Measuring potential champion black oak after some banter about where the tape should go 

We learned about Matthew “Twig” Largess and Nathan Cornell in the Warwick Beacon where they were featured as seekers of old-growth forests. The woodland at Salter Grove is relatively young, but there are some unexpectedly large trees in the park so we invited this arboreal dynamic duo to assess them on Saturday, March 27.

They were joined by FoSG coordinator Peter Becker and nature trail volunteers, Carolyn Hardie, Nick Pasterino, Billy McGovern, Nancy Sumrall, and Marina Wong. Twig and Nathan examined and measure the suspected old-growth trees and provided a great deal of information in two short hours. 
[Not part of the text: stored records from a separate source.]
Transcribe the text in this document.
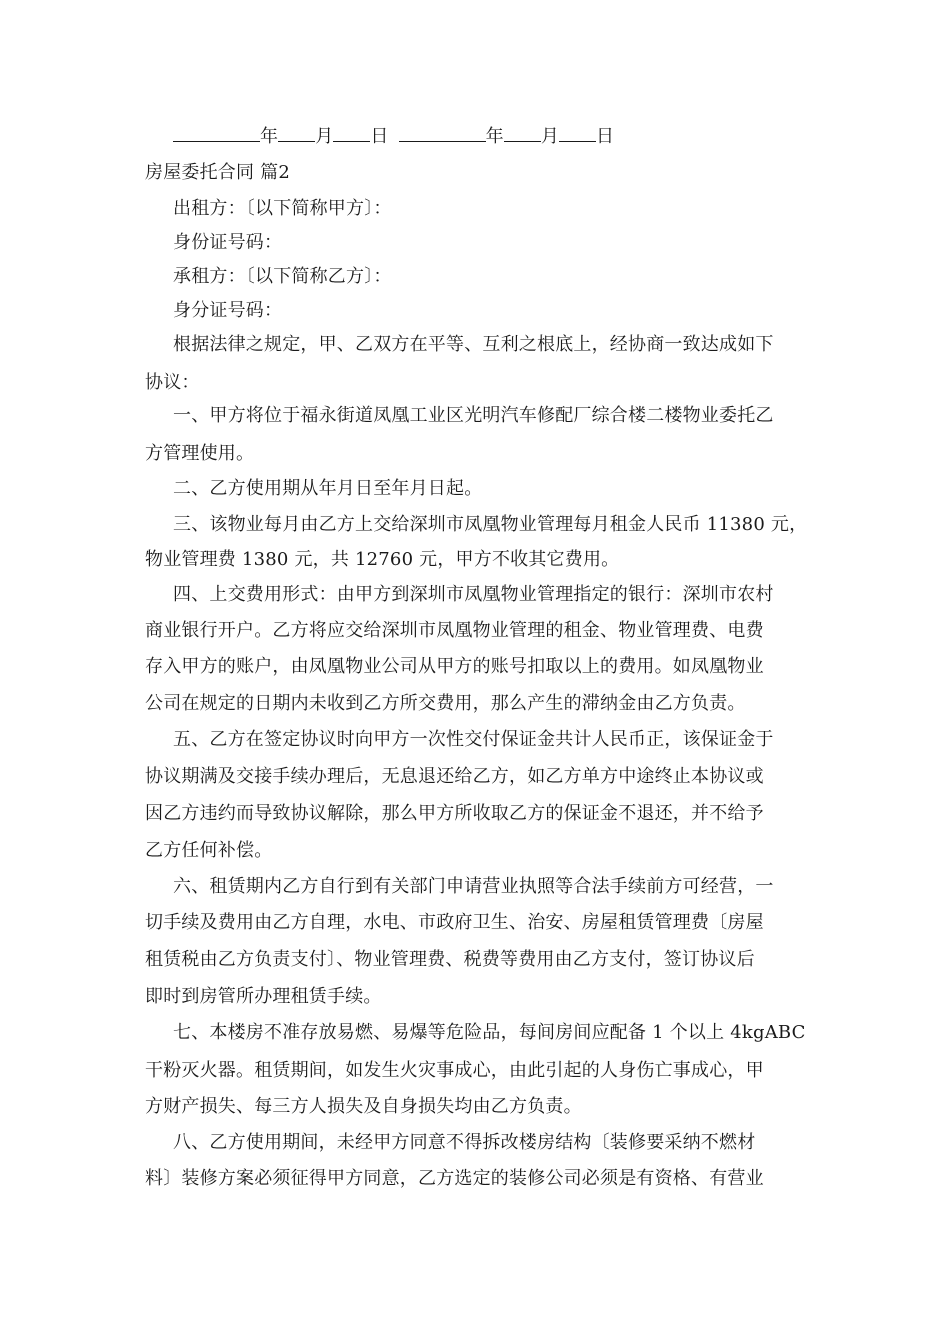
年 月 日	年 月 日
房屋委托合同 篇2
出租方：〔以下简称甲方〕：
身份证号码：
承租方：〔以下简称乙方〕：
身分证号码：
根据法律之规定，甲、乙双方在平等、互利之根底上，经协商一致达成如下
协议：
一、甲方将位于福永街道凤凰工业区光明汽车修配厂综合楼二楼物业委托乙
方管理使用。
二、乙方使用期从年月日至年月日起。
三、该物业每月由乙方上交给深圳市凤凰物业管理每月租金人民币 11380 元，
物业管理费 1380 元，共 12760 元，甲方不收其它费用。
四、上交费用形式：由甲方到深圳市凤凰物业管理指定的银行：深圳市农村
商业银行开户。乙方将应交给深圳市凤凰物业管理的租金、物业管理费、电费
存入甲方的账户，由凤凰物业公司从甲方的账号扣取以上的费用。如凤凰物业
公司在规定的日期内未收到乙方所交费用，那么产生的滞纳金由乙方负责。
五、乙方在签定协议时向甲方一次性交付保证金共计人民币正，该保证金于
协议期满及交接手续办理后，无息退还给乙方，如乙方单方中途终止本协议或
因乙方违约而导致协议解除，那么甲方所收取乙方的保证金不退还，并不给予
乙方任何补偿。
六、租赁期内乙方自行到有关部门申请营业执照等合法手续前方可经营，一
切手续及费用由乙方自理，水电、市政府卫生、治安、房屋租赁管理费〔房屋
租赁税由乙方负责支付〕、物业管理费、税费等费用由乙方支付，签订协议后
即时到房管所办理租赁手续。
七、本楼房不准存放易燃、易爆等危险品，每间房间应配备 1 个以上 4kgABC
干粉灭火器。租赁期间，如发生火灾事成心，由此引起的人身伤亡事成心，甲
方财产损失、每三方人损失及自身损失均由乙方负责。
八、乙方使用期间，未经甲方同意不得拆改楼房结构〔装修要采纳不燃材
料〕装修方案必须征得甲方同意，乙方选定的装修公司必须是有资格、有营业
We may have a champion black oak north of the parking lot. Our visitors were quite impressed by the very large black gums surrounded by numerous smaller individuals along the pond trail. 

Marveling at a large black gum 

We can now add a new tree species to the park because what was thought to be red maple along the marsh may actually be sycamore maples! Salter Grove apparently also has two impressively large common hackberry trees between the parking lot and the playground. The green ash in the swale north of the parking lot was also thought to be exceptional, as is the tuliptree that stands above all surrounding trees north of the playground.

Twig regaled us with his current investigations of other old trees, all in unexpectedly urban locations. Most amazing of all was watching him rub poison ivy all over himself. He is one of the Fifteen Percenters, people who do not react to urushiol, the substance in poison ivy that causes uncomfortable skin rashes lasting for weeks. We need him to come back to help manage poison ivy!